Microsoft introduces ‘new, improved’ IE8
28 Jan 2009
Introducing an improved version of the currently available Internet Explorer 8 prototype, Microsoft has updated its Web browser, promising an assortment of new features designed to help make browsing safer, easier, and more compatible with Internet standards. Many of the changes offered are similar to the features offered by its increasingly popular rival, Mozilla Firefox 3.
For example, if you accidentally close a browser window in IE 8, you can opt to restore it when you reopen the programme (as in Firefox). IE 8 will use colour coding to group related tabs together, and you can move tabs from one group to another. But if you have three unrelated pages open, you cannot create a group out of them.
Perhaps the most useful addition in IE 8 is what Microsoft calls tab isolation. The feature is designed to prevent a buggy Web site from causing the entire Web browsing programme to crash. Instead, only the tab displaying the problematic page will close, so you can continue browsing.
Further, IE 8 can use multiple search engines besides Windows Live Search, and you can add other search engines to the mix. Also, IE 8 will give you search suggestions as you type. In short, it has features popularised by rival browsers as well as search engines like Google.

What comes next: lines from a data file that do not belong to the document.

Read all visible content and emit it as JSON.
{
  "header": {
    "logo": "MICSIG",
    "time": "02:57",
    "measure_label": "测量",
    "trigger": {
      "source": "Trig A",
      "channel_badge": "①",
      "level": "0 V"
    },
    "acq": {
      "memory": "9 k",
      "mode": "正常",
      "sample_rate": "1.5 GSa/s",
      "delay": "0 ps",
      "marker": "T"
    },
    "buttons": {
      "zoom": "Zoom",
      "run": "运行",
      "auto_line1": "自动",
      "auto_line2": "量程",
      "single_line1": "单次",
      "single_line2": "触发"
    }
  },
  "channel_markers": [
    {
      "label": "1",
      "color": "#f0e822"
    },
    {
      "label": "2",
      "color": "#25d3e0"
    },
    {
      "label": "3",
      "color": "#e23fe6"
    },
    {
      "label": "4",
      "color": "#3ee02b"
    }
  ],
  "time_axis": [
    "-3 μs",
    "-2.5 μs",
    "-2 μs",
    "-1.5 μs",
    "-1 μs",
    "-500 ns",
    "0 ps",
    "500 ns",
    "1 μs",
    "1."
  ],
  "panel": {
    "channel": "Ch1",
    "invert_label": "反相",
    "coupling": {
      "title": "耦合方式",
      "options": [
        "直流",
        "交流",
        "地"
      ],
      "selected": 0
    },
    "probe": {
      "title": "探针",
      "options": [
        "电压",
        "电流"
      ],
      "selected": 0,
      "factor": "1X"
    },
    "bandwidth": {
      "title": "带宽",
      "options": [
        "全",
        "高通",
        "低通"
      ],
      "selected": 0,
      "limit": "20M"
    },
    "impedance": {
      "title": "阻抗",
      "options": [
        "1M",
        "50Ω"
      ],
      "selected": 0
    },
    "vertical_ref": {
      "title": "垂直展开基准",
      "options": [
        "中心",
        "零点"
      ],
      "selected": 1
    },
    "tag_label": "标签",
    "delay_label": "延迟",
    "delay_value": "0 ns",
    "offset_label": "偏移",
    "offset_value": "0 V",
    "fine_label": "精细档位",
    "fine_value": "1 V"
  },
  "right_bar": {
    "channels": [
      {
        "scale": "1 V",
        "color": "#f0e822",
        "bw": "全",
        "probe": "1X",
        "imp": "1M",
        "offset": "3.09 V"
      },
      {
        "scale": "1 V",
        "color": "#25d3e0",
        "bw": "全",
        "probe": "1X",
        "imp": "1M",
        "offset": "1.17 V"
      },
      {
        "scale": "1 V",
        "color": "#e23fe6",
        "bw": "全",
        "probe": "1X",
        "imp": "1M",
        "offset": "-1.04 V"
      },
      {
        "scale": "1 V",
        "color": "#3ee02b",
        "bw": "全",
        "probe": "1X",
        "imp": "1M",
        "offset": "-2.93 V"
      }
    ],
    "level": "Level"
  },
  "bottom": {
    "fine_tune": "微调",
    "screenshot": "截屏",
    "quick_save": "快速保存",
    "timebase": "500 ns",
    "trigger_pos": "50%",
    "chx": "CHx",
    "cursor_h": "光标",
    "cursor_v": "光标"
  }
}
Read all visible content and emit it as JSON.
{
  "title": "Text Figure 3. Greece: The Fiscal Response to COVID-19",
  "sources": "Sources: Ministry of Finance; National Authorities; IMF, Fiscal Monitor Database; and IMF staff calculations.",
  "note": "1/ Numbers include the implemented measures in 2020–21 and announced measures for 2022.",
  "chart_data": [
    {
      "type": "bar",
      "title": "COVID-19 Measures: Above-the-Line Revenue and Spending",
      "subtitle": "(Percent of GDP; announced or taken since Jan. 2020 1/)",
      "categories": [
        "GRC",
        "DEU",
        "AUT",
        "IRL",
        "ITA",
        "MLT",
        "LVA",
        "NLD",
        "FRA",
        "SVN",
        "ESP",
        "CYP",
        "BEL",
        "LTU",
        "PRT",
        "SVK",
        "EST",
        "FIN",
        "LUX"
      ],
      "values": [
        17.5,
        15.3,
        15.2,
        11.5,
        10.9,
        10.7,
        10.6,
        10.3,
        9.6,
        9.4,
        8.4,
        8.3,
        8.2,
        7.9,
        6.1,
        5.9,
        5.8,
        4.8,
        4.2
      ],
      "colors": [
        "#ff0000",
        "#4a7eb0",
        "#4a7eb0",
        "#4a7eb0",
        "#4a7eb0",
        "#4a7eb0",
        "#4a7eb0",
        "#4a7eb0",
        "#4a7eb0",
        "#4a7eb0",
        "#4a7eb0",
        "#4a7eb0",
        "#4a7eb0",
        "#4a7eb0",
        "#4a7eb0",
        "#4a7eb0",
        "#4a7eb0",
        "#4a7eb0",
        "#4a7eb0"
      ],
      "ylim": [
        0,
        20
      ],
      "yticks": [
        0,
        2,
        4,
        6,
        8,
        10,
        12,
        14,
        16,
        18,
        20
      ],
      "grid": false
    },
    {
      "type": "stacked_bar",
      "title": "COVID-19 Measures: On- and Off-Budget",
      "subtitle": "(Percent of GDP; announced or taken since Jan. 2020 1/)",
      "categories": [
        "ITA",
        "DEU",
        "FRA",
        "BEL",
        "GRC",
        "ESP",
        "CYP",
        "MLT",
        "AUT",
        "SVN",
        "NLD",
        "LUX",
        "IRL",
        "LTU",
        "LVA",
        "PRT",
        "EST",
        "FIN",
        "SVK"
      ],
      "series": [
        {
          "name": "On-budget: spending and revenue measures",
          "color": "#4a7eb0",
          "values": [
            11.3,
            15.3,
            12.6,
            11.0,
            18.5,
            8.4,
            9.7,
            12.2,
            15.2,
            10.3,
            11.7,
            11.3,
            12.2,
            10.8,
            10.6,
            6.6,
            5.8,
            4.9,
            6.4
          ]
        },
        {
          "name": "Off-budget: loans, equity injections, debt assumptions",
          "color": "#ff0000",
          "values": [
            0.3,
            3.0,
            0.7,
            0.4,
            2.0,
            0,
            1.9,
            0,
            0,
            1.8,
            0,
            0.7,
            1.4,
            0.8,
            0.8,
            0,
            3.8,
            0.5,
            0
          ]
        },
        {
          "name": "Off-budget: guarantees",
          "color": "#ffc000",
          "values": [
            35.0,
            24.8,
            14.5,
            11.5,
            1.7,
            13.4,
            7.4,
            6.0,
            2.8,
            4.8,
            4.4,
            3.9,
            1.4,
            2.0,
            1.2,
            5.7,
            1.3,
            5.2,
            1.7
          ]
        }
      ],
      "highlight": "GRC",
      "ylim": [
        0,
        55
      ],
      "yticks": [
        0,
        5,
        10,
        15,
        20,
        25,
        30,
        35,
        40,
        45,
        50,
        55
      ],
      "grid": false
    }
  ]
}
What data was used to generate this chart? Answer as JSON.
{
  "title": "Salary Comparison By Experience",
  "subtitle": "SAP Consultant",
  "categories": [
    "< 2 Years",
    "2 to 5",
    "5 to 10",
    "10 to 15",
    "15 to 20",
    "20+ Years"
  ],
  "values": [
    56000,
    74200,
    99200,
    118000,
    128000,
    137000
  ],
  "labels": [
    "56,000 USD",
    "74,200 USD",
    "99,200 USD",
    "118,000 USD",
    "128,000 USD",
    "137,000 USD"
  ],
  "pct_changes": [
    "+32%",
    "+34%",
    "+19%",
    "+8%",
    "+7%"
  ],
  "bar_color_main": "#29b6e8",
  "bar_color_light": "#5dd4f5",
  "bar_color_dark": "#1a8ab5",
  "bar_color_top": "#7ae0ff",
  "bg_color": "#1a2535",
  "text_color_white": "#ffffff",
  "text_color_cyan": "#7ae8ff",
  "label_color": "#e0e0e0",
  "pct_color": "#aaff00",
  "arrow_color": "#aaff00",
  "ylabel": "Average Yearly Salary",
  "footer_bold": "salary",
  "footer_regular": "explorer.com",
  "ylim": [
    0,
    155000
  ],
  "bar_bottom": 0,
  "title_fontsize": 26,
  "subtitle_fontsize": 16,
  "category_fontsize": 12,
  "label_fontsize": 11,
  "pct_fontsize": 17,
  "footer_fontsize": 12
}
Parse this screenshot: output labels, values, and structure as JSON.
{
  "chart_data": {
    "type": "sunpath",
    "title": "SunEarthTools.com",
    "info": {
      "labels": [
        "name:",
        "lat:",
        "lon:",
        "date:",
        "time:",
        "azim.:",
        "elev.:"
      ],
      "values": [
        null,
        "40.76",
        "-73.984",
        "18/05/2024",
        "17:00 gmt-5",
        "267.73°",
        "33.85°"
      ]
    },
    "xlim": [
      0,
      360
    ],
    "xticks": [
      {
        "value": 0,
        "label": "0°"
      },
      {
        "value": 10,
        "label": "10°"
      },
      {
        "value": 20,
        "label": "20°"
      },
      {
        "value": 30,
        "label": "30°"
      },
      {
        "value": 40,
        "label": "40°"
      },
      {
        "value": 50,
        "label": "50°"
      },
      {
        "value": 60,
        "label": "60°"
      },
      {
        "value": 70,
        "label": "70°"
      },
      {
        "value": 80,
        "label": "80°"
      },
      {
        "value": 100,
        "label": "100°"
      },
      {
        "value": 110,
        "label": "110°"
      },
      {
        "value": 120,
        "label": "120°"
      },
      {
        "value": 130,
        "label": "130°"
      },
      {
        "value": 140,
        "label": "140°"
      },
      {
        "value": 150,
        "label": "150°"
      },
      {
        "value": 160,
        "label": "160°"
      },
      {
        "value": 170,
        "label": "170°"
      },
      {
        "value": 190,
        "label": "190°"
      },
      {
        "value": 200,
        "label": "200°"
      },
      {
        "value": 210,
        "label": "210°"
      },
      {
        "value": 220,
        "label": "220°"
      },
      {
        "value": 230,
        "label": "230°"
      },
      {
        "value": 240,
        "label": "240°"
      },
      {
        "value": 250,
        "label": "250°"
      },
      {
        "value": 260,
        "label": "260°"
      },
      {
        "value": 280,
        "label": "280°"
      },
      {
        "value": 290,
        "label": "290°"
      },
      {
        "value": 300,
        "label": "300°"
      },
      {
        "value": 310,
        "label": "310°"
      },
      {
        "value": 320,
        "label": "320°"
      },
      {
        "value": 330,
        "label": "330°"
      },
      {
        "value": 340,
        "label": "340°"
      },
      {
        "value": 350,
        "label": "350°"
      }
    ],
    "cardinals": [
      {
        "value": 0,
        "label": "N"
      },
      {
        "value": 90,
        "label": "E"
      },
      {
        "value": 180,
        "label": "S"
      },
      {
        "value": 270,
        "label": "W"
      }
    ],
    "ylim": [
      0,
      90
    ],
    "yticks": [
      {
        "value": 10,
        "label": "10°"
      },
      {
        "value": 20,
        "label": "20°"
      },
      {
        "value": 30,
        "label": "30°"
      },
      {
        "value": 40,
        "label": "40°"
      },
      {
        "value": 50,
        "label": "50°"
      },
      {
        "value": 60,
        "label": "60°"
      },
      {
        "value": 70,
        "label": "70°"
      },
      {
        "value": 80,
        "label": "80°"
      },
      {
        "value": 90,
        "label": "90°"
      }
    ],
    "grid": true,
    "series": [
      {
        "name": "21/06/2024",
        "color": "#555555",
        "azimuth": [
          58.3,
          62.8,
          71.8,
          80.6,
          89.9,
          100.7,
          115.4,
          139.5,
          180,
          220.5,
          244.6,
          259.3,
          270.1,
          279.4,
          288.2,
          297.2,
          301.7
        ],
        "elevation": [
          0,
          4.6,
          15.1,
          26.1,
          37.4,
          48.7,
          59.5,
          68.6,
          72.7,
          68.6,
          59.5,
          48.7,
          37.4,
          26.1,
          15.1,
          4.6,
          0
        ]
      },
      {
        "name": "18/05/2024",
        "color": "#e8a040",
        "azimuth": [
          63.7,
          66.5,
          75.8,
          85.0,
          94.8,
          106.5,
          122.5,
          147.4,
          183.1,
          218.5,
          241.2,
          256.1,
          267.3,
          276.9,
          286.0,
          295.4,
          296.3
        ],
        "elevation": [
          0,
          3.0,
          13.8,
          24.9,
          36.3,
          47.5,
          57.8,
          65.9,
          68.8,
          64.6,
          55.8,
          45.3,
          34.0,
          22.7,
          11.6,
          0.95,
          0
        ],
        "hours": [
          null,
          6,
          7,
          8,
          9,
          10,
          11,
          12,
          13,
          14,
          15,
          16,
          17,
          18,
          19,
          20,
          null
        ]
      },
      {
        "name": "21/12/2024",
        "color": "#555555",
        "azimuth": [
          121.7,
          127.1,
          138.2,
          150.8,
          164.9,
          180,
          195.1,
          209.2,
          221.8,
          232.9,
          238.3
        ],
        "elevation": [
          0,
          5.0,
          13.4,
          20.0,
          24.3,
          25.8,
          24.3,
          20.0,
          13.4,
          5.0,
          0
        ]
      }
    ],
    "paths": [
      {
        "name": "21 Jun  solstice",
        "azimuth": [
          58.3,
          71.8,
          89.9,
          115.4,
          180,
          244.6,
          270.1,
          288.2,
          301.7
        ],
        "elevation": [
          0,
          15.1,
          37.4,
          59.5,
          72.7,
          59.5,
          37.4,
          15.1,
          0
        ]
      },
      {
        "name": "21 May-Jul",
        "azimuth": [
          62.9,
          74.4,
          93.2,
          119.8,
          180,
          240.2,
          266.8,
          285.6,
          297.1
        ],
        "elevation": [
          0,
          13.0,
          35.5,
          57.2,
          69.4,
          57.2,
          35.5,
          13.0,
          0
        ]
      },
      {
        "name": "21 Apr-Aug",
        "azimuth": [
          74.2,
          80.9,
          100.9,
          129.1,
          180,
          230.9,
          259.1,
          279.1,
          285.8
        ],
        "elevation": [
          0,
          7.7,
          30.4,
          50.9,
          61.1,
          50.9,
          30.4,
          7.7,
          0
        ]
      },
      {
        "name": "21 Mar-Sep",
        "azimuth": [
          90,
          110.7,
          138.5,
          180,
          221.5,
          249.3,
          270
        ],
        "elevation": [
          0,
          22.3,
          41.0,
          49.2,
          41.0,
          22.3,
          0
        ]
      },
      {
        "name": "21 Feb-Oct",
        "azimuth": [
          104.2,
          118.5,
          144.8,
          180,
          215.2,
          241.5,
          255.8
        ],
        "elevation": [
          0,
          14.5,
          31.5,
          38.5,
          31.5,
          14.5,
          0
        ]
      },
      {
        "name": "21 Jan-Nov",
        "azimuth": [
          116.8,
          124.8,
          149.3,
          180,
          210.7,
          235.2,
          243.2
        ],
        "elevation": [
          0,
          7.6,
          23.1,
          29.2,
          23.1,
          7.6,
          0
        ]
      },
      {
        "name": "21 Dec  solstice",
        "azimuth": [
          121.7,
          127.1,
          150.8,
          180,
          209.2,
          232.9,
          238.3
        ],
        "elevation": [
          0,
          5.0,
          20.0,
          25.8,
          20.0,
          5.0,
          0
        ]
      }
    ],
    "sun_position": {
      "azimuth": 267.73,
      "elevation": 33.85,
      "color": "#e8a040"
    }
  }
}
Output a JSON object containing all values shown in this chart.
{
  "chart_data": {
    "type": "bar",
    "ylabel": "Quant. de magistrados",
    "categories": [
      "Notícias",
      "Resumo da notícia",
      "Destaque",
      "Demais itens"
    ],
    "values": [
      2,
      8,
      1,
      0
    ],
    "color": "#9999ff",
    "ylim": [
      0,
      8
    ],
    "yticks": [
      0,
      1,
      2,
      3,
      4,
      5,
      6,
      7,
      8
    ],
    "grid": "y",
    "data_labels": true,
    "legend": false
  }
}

The IE 8 is touted as Microsoft's most secure browser to date, and the company has added a good number of security features to the mix, ranging from phishing detection to private browsing, plus a new feature to prevent clickjacking, an emerging data theft threat.
If you enable IE 8's InPrivate Browsing feature, the browser will not save any sensitive data - passwords, log-in info, history, and the like. Afterward it will be as if your browsing session had never happened. This feature is very similar to Private Browsing in Apple's Safari browser, except that an icon in IE's address bar makes InPrivate Browsing's active status more obvious.
InPrivate Filtering - called InPrivate Blocking in earlier IE 8 builds - prevents sites from being able to collect information about other Web sites you visit. This feature existed in IE 8 Beta 2, but you could use it only while using InPrivate Browsing. In RC1, you can use InPrivate Browsing at any time.
The browser's phishing filter improves on its predecessors' filter with such features as more thorough scrutiny of a Web page's address and a full-window warning when you stumble upon a suspect phishing site. However, SmartScreen relies largely on a database of known phishing sites, so new ones may not be detected.
Users continue to express their doubts. One blogger said that the IE8 version now available is full of glitches; another said he had ditched IE years ago and saw no reason to change his loyalty to Firefox 3. However, IE8 may prove a good option for those who haven't fixed their browser loyalties, say several experts.
MS blasted again: The European Commission has accused Microsoft of harming competition by bundling its Internet Explorer browser with its Windows operating system. The commission said it had reached the preliminary view that the US software giant had undermined consumer choice and infringed EU rules.
Microsoft and the European Union have engaged in legal battles over competition issues for years. Last year, the EU fined Microsoft 899 million euros ($1.4 billion).